El anticuario se rió a carcajadas.

—¡Espero que algún día escriba un buen libro de aventuras sobre esta historia, como ya le comenté! Nos ayudará mucho a convertir todo esto en una leyenda inverosímil. Yo, por supuesto, negaré haber estado aquí y, si alguien quiere venir a comprobar si hay algo de verdad en lo que ustedes puedan contar a partir de hoy, ya no encontrará nada porque voy a destruir este lugar.

Se agachó a recoger su bolsa y se la echó al hombro.

—Y no se le ocurra atacarme, maestro Jade Rojo, o haré explotar este lugar con todos ustedes dentro. Ayude a Elvira y a los niños a salir rápidamente.
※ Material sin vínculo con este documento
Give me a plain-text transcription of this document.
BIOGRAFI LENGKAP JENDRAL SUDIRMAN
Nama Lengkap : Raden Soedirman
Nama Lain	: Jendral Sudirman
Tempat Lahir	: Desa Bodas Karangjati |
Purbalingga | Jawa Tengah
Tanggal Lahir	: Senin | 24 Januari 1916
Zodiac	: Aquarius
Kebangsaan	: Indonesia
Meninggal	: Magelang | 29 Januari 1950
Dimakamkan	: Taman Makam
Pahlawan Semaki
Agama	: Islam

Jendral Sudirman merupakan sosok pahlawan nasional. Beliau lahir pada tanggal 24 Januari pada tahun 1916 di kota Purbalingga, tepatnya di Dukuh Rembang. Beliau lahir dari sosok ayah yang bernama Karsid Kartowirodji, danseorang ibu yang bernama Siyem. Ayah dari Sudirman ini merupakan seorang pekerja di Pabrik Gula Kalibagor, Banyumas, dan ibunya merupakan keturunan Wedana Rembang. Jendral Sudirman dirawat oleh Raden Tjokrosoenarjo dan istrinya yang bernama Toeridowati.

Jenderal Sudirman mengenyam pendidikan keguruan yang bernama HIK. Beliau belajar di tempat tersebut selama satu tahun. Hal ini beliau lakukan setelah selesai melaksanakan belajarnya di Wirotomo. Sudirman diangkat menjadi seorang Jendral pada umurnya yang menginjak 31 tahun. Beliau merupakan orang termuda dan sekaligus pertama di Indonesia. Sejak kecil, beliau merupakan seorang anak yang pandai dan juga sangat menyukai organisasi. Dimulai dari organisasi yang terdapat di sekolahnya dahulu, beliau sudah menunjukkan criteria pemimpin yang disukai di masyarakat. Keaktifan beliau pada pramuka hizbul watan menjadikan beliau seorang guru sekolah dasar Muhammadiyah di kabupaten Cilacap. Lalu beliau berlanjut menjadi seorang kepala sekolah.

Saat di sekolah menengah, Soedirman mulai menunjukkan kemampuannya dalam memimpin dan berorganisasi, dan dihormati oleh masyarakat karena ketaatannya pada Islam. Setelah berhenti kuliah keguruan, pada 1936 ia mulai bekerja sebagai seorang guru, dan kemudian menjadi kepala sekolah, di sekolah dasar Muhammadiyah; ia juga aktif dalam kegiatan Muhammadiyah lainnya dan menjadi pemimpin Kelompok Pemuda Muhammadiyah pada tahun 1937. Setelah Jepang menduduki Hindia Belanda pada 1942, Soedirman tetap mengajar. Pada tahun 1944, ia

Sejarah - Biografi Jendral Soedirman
—¿Usted va a morir, Lao Jiang? —le preguntó un Biao asustado y al borde de las lágrimas.

—No, no voy a morir —le aseguró fríamente el anticuario, ofendido al parecer por la pregunta—, pero no quiero que estén aquí mientras preparo los explosivos. No dispongo de todo el material que sería necesario para volar completamente este lugar, así que debo colocar las cargas de manera que la estructura se venga abajo y se hunda todo el complejo. La cuerda que utilizamos en el segundo nivel y que no quise estropear con el mercurio, Elvira, es una de las mechas que he traído para esta misión y, como comprenderá, necesito cada centímetro de ellas porque yo también tengo que salir de aquí. Son mechas lentas pero, aun así, la complejidad del mausoleo y la dificultad de los seis subterráneos van a ponerme las cosas muy difíciles para llegar a la superficie. Supongo que tardaré una hora u hora y media en preparar la detonación y dispondré de otra hora más, aproximadamente, para salir de aquí. Por eso les ruego que se marchen ya. Ustedes tienen dos horas y media para llegar arriba, salir por el pozo y alejarse, así que ¡váyanse! ¡Váyanse ya!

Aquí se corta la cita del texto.